7 Responses to “Exercise To Increase Your Shoulder Turn”

  1. October 23, 2013

    TIMADAMS

    Jeremy should we consider this a pre golf stretch(like before hitting balls at the range),or should this be added to our exercise program

    • Hi Tim,
      To be honest, the best time to use it is when you feel you need it. In other words, if you’re stretching to get ready for a round of golf and you feel like your shoulder turn is restricted, for whatever reason, try this technique to see if you can get your rotation to “free up”. So I don’t use the technique every time I stretch, just when I feel I’m especially tight and it’s not loosening up like I feel it should.
      Thanks for the question. I hope that clarifies it for you.
      Jeremy Klinkhamer, PT

  2. October 25, 2013

    RaymondCHASTEL

    A very “intelligent”exercise ,JEREMY ,thank you for demonstrating it !
    I’ll try it immediately
    I usually practice my spine rotation lying on my back (I believe you showed us this exercise some time ago ),turning over with one leg flexed 90 degrees at the knee over the other one ,which is staying still straight on the floor ,and holding for 15 seconds that position .Sometimes I even add weights on the flexed leg to force the flexed leg down more !

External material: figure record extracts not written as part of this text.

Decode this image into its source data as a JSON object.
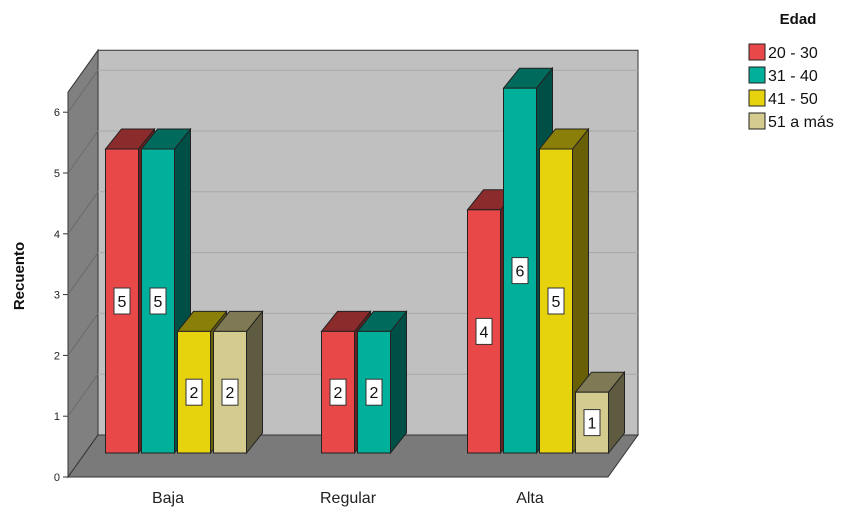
{
  "chart_data": {
    "type": "bar",
    "style": "3d-clustered",
    "categories": [
      "Baja",
      "Regular",
      "Alta"
    ],
    "ylabel": "Recuento",
    "ylim": [
      0,
      6
    ],
    "yticks": [
      "0",
      "1",
      "2",
      "3",
      "4",
      "5",
      "6"
    ],
    "grid": true,
    "legend": {
      "title": "Edad",
      "placement": "top-right"
    },
    "series": [
      {
        "name": "20 - 30",
        "values": [
          5,
          2,
          4
        ],
        "color": "#e84848"
      },
      {
        "name": "31 - 40",
        "values": [
          5,
          2,
          6
        ],
        "color": "#00b09b"
      },
      {
        "name": "41 - 50",
        "values": [
          2,
          null,
          5
        ],
        "color": "#e6d30e"
      },
      {
        "name": "51 a más",
        "values": [
          2,
          null,
          1
        ],
        "color": "#d4cb8e"
      }
    ],
    "data_labels": true
  }
}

  3. Not infrequently I get a muscle spasm when I do these. These muscle spasms are not new for me . Should I expect that these will stop with more frequent practice of these stretches?

    • Hey Francis,
      Some people are very prone to cramping/spasms during contraction of a muscle. Calf and hamstrings cramp a lot at night because of our “fetal” positioning plus tiny movements and contractions we make during deep sleep… the next thing you know you’re in major pain. This may be familiar since this sort of things isn’t ‘new for you’ as you mentioned above. One thing you can try to do is limit how long you hold a contracted position. In this exercise you’re asked to hold the rotation as you side bend. This may not work for you. Try side bending multiple times each way while seated – no rotation, just sidebend 5-10 times each direction without holding the side bent position – stay continuously in motion. Then once you’ve done that, rotate while seated but again, don’t hold it. Stay moving. Do this cycle a few times to see if you can improve your turn without causing all sorts of other problems associated with the original exercise in the video. One other big tip is to make sure you’re hydrated and warmed-up before you start exercises… for someone that is prone to cramping you need to be more diligent than most. Hope this helps.
      Jeremy Klinkhamer, PT

  4. JohnBenson

    June 12, 2017

    JohnBenson

    I’m pretty flexible overall but this just feels good doing it. A nice stretch, thanks for the tip!